IMO, Mitropoulos said, was working hard on finalizing the International Convention for the safe and environmentally sound recycling of ships. “We plan to hold a conference in Hong Kong next year,” he said. He added that it was likely that IMO would eventually have an international instrument to regulate the recycling of ships on a worldwide basis.
IMO’s new recycling norms will include regulations for the design, construction, operation and preparation (for breaking) of ships.
This will facilitate safe and environmentally sound recycling, without comprising the safety of ship-breakers or their efficiency. Mitropoulos said the most environment-friendly and sustainable thing to do at the end of a ship’s lifetime is to recycle it.

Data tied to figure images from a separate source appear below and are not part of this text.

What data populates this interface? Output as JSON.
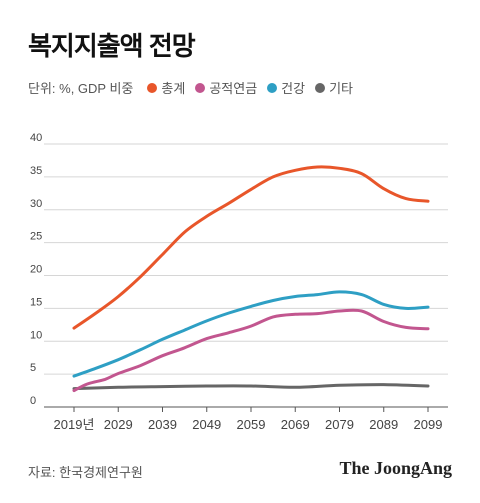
{
  "chart_data": {
    "type": "line",
    "title": "복지지출액 전망",
    "unit_label": "단위: %, GDP 비중",
    "x": [
      "2019년",
      "2029",
      "2039",
      "2049",
      "2059",
      "2069",
      "2079",
      "2089",
      "2099"
    ],
    "x_values": [
      2019,
      2029,
      2039,
      2049,
      2059,
      2069,
      2079,
      2089,
      2099
    ],
    "ylim": [
      0,
      40
    ],
    "yticks": [
      0,
      5,
      10,
      15,
      20,
      25,
      30,
      35,
      40
    ],
    "grid": true,
    "legend_position": "top-left",
    "series": [
      {
        "name": "총계",
        "color": "#e8562a",
        "points": [
          [
            2019,
            12.0
          ],
          [
            2024,
            14.3
          ],
          [
            2029,
            16.8
          ],
          [
            2034,
            19.8
          ],
          [
            2039,
            23.2
          ],
          [
            2044,
            26.6
          ],
          [
            2049,
            29.0
          ],
          [
            2054,
            31.0
          ],
          [
            2059,
            33.1
          ],
          [
            2064,
            35.0
          ],
          [
            2069,
            36.0
          ],
          [
            2074,
            36.5
          ],
          [
            2079,
            36.3
          ],
          [
            2084,
            35.5
          ],
          [
            2089,
            33.2
          ],
          [
            2094,
            31.7
          ],
          [
            2099,
            31.3
          ]
        ]
      },
      {
        "name": "공적연금",
        "color": "#c2568f",
        "points": [
          [
            2019,
            2.5
          ],
          [
            2022,
            3.5
          ],
          [
            2026,
            4.2
          ],
          [
            2029,
            5.1
          ],
          [
            2034,
            6.3
          ],
          [
            2039,
            7.8
          ],
          [
            2044,
            9.0
          ],
          [
            2049,
            10.4
          ],
          [
            2054,
            11.3
          ],
          [
            2059,
            12.3
          ],
          [
            2064,
            13.7
          ],
          [
            2069,
            14.1
          ],
          [
            2074,
            14.2
          ],
          [
            2079,
            14.6
          ],
          [
            2084,
            14.6
          ],
          [
            2089,
            13.0
          ],
          [
            2094,
            12.1
          ],
          [
            2099,
            11.9
          ]
        ]
      },
      {
        "name": "건강",
        "color": "#2e9fc4",
        "points": [
          [
            2019,
            4.7
          ],
          [
            2024,
            5.9
          ],
          [
            2029,
            7.2
          ],
          [
            2034,
            8.7
          ],
          [
            2039,
            10.3
          ],
          [
            2044,
            11.7
          ],
          [
            2049,
            13.1
          ],
          [
            2054,
            14.3
          ],
          [
            2059,
            15.3
          ],
          [
            2064,
            16.2
          ],
          [
            2069,
            16.8
          ],
          [
            2074,
            17.1
          ],
          [
            2079,
            17.5
          ],
          [
            2084,
            17.1
          ],
          [
            2089,
            15.6
          ],
          [
            2094,
            15.0
          ],
          [
            2099,
            15.2
          ]
        ]
      },
      {
        "name": "기타",
        "color": "#666666",
        "points": [
          [
            2019,
            2.8
          ],
          [
            2029,
            3.0
          ],
          [
            2039,
            3.1
          ],
          [
            2049,
            3.2
          ],
          [
            2059,
            3.2
          ],
          [
            2069,
            3.0
          ],
          [
            2079,
            3.3
          ],
          [
            2089,
            3.4
          ],
          [
            2099,
            3.2
          ]
        ]
      }
    ]
  },
  "footer": {
    "source": "자료: 한국경제연구원",
    "brand": "The JoongAng"
  }
}
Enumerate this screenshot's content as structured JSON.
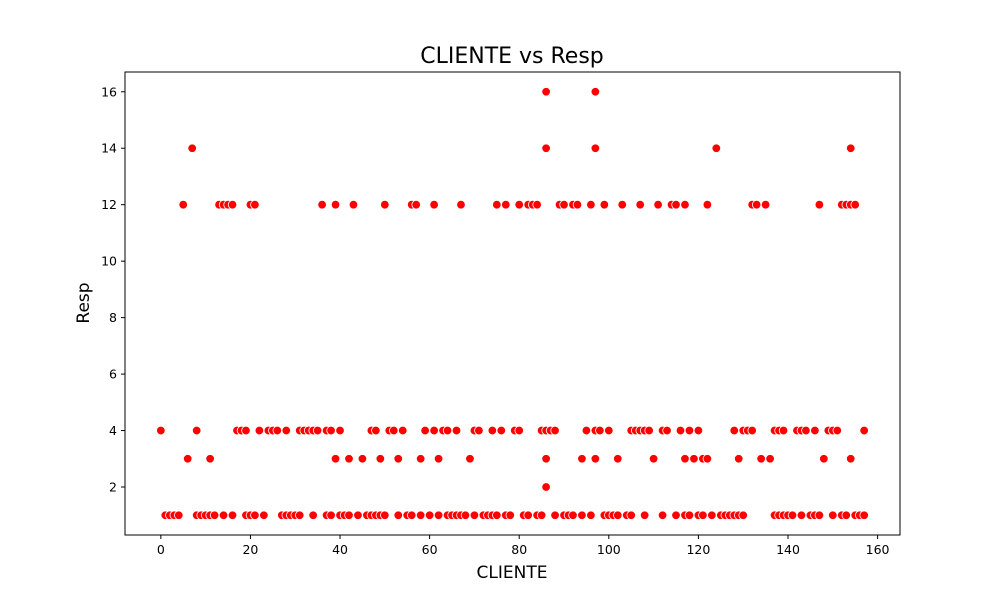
{
  "chart_data": {
    "type": "scatter",
    "title": "CLIENTE vs Resp",
    "xlabel": "CLIENTE",
    "ylabel": "Resp",
    "xlim": [
      -8,
      165
    ],
    "ylim": [
      0.3,
      16.7
    ],
    "xticks": [
      0,
      20,
      40,
      60,
      80,
      100,
      120,
      140,
      160
    ],
    "yticks": [
      2,
      4,
      6,
      8,
      10,
      12,
      14,
      16
    ],
    "grid": false,
    "legend": "none",
    "point_color": "#ff0000",
    "series": [
      {
        "x": [
          0,
          1,
          2,
          3,
          4,
          5,
          6,
          7,
          8,
          8,
          9,
          10,
          11,
          11,
          12,
          13,
          14,
          14,
          15,
          16,
          16,
          17,
          18,
          19,
          19,
          20,
          20,
          21,
          21,
          22,
          23,
          24,
          25,
          26,
          27,
          28,
          28,
          29,
          30,
          31,
          31,
          32,
          33,
          34,
          34,
          35,
          36,
          37,
          37,
          38,
          38,
          39,
          39,
          40,
          40,
          41,
          42,
          42,
          43,
          44,
          45,
          46,
          47,
          47,
          48,
          48,
          49,
          49,
          50,
          50,
          51,
          52,
          53,
          53,
          54,
          55,
          56,
          56,
          57,
          58,
          58,
          59,
          60,
          60,
          61,
          61,
          62,
          62,
          63,
          64,
          64,
          65,
          66,
          66,
          67,
          67,
          68,
          69,
          70,
          70,
          71,
          72,
          73,
          74,
          74,
          75,
          75,
          76,
          77,
          77,
          78,
          79,
          80,
          80,
          81,
          82,
          82,
          83,
          84,
          84,
          85,
          85,
          86,
          86,
          86,
          86,
          86,
          87,
          88,
          88,
          89,
          90,
          90,
          91,
          92,
          92,
          93,
          94,
          94,
          95,
          96,
          96,
          97,
          97,
          97,
          97,
          98,
          99,
          99,
          100,
          100,
          101,
          102,
          102,
          103,
          104,
          105,
          105,
          106,
          107,
          107,
          108,
          108,
          109,
          110,
          111,
          112,
          112,
          113,
          114,
          115,
          115,
          116,
          117,
          117,
          117,
          118,
          118,
          119,
          120,
          120,
          121,
          121,
          122,
          122,
          123,
          124,
          125,
          126,
          127,
          128,
          128,
          129,
          129,
          130,
          130,
          131,
          132,
          132,
          133,
          134,
          135,
          136,
          137,
          137,
          138,
          138,
          139,
          139,
          140,
          141,
          142,
          143,
          143,
          144,
          145,
          146,
          146,
          147,
          147,
          148,
          149,
          150,
          150,
          151,
          152,
          152,
          153,
          153,
          154,
          154,
          154,
          155,
          155,
          156,
          157,
          157
        ],
        "y": [
          4,
          1,
          1,
          1,
          1,
          12,
          3,
          14,
          4,
          1,
          1,
          1,
          3,
          1,
          1,
          12,
          12,
          1,
          12,
          12,
          1,
          4,
          4,
          4,
          1,
          12,
          1,
          12,
          1,
          4,
          1,
          4,
          4,
          4,
          1,
          4,
          1,
          1,
          1,
          4,
          1,
          4,
          4,
          4,
          1,
          4,
          12,
          4,
          1,
          4,
          1,
          12,
          3,
          4,
          1,
          1,
          3,
          1,
          12,
          1,
          3,
          1,
          4,
          1,
          4,
          1,
          3,
          1,
          12,
          1,
          4,
          4,
          3,
          1,
          4,
          1,
          12,
          1,
          12,
          1,
          3,
          4,
          1,
          1,
          12,
          4,
          3,
          1,
          4,
          4,
          1,
          1,
          4,
          1,
          12,
          1,
          1,
          3,
          4,
          1,
          4,
          1,
          1,
          4,
          1,
          12,
          1,
          4,
          12,
          1,
          1,
          4,
          12,
          4,
          1,
          12,
          1,
          12,
          12,
          1,
          4,
          1,
          16,
          14,
          4,
          3,
          2,
          4,
          4,
          1,
          12,
          12,
          1,
          1,
          12,
          1,
          12,
          1,
          3,
          4,
          1,
          12,
          16,
          14,
          4,
          3,
          4,
          12,
          1,
          4,
          1,
          1,
          3,
          1,
          12,
          1,
          4,
          1,
          4,
          12,
          4,
          4,
          1,
          4,
          3,
          12,
          4,
          1,
          4,
          12,
          12,
          1,
          4,
          12,
          3,
          1,
          4,
          1,
          3,
          4,
          1,
          3,
          1,
          12,
          3,
          1,
          14,
          1,
          1,
          1,
          4,
          1,
          3,
          1,
          4,
          1,
          4,
          12,
          4,
          12,
          3,
          12,
          3,
          4,
          1,
          4,
          1,
          4,
          1,
          1,
          1,
          4,
          4,
          1,
          4,
          1,
          4,
          1,
          12,
          1,
          3,
          4,
          4,
          1,
          4,
          12,
          1,
          12,
          1,
          14,
          12,
          3,
          12,
          1,
          1,
          4,
          1
        ]
      }
    ]
  }
}
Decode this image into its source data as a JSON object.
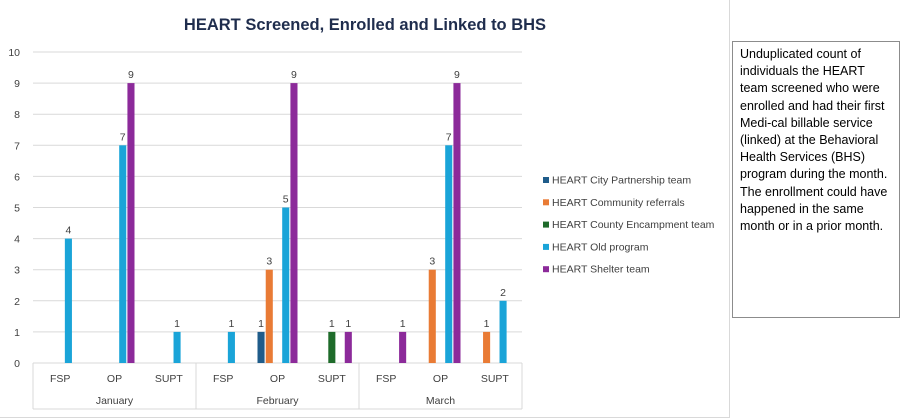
{
  "chart_data": {
    "type": "bar",
    "title": "HEART Screened, Enrolled and Linked to BHS",
    "ylim": [
      0,
      10
    ],
    "yticks": [
      0,
      1,
      2,
      3,
      4,
      5,
      6,
      7,
      8,
      9,
      10
    ],
    "groups": [
      "January",
      "February",
      "March"
    ],
    "subcategories": [
      "FSP",
      "OP",
      "SUPT"
    ],
    "series": [
      {
        "name": "HEART City Partnership team",
        "color": "#1f5c8a",
        "values": [
          [
            null,
            null,
            null
          ],
          [
            null,
            1,
            null
          ],
          [
            null,
            null,
            null
          ]
        ]
      },
      {
        "name": "HEART Community referrals",
        "color": "#e97b35",
        "values": [
          [
            null,
            null,
            null
          ],
          [
            null,
            3,
            null
          ],
          [
            null,
            3,
            1
          ]
        ]
      },
      {
        "name": "HEART County Encampment team",
        "color": "#1e6b2a",
        "values": [
          [
            null,
            null,
            null
          ],
          [
            null,
            null,
            1
          ],
          [
            null,
            null,
            null
          ]
        ]
      },
      {
        "name": "HEART Old program",
        "color": "#1aa4d8",
        "values": [
          [
            4,
            7,
            1
          ],
          [
            1,
            5,
            null
          ],
          [
            null,
            7,
            2
          ]
        ]
      },
      {
        "name": "HEART Shelter team",
        "color": "#8c2a9a",
        "values": [
          [
            null,
            9,
            null
          ],
          [
            null,
            9,
            1
          ],
          [
            1,
            9,
            null
          ]
        ]
      }
    ],
    "legend_position": "right"
  },
  "note": "Unduplicated count of individuals the HEART team screened who were enrolled and had their first Medi-cal billable service (linked) at the Behavioral Health Services (BHS) program during the month. The enrollment could have happened in the same month or in a prior month."
}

“Given the right market conditions and a degree of ingenuity, almost everything that goes into the construction of a ship can be reused. Substantial industries have developed not just to dismantle time-expired vessels but also to rework the steel and sell the equipment and furnishings,” Mitropoulos added. However, while the principle of recycling was sound, the working practices and environmental standards in the recycling facilities often “left much to be desired,” he said.
“There is a clear dichotomy within an industry that can, on the one hand, provide a vital boost to local and national economies, yet which, on the other (hand), can produce dirty and dangerous workplaces that are a threat both to the environment and to the labour forces that earn their living in them,” Mitropoulos added.
In what is an unregulated industry in many parts of the world, there is clearly a tendency for those who insist on higher standards to lose out—commercially speaking—to those who are less stringent.
India’s own ship repair facilities have seemingly fallen victim to such a trend, as attempts to introduce higher health, safety and environmental standards have resulted in a downturn at some of the leading facilities and a migration of business elsewhere, he said.
“The new instrument would be one which would serve the needs of the industry, the seafarers and those working in the ship-recycling industry and serve the needs of those in the Basel Convention on the transboundary movement of toxic substances,” said the IMO secretary general.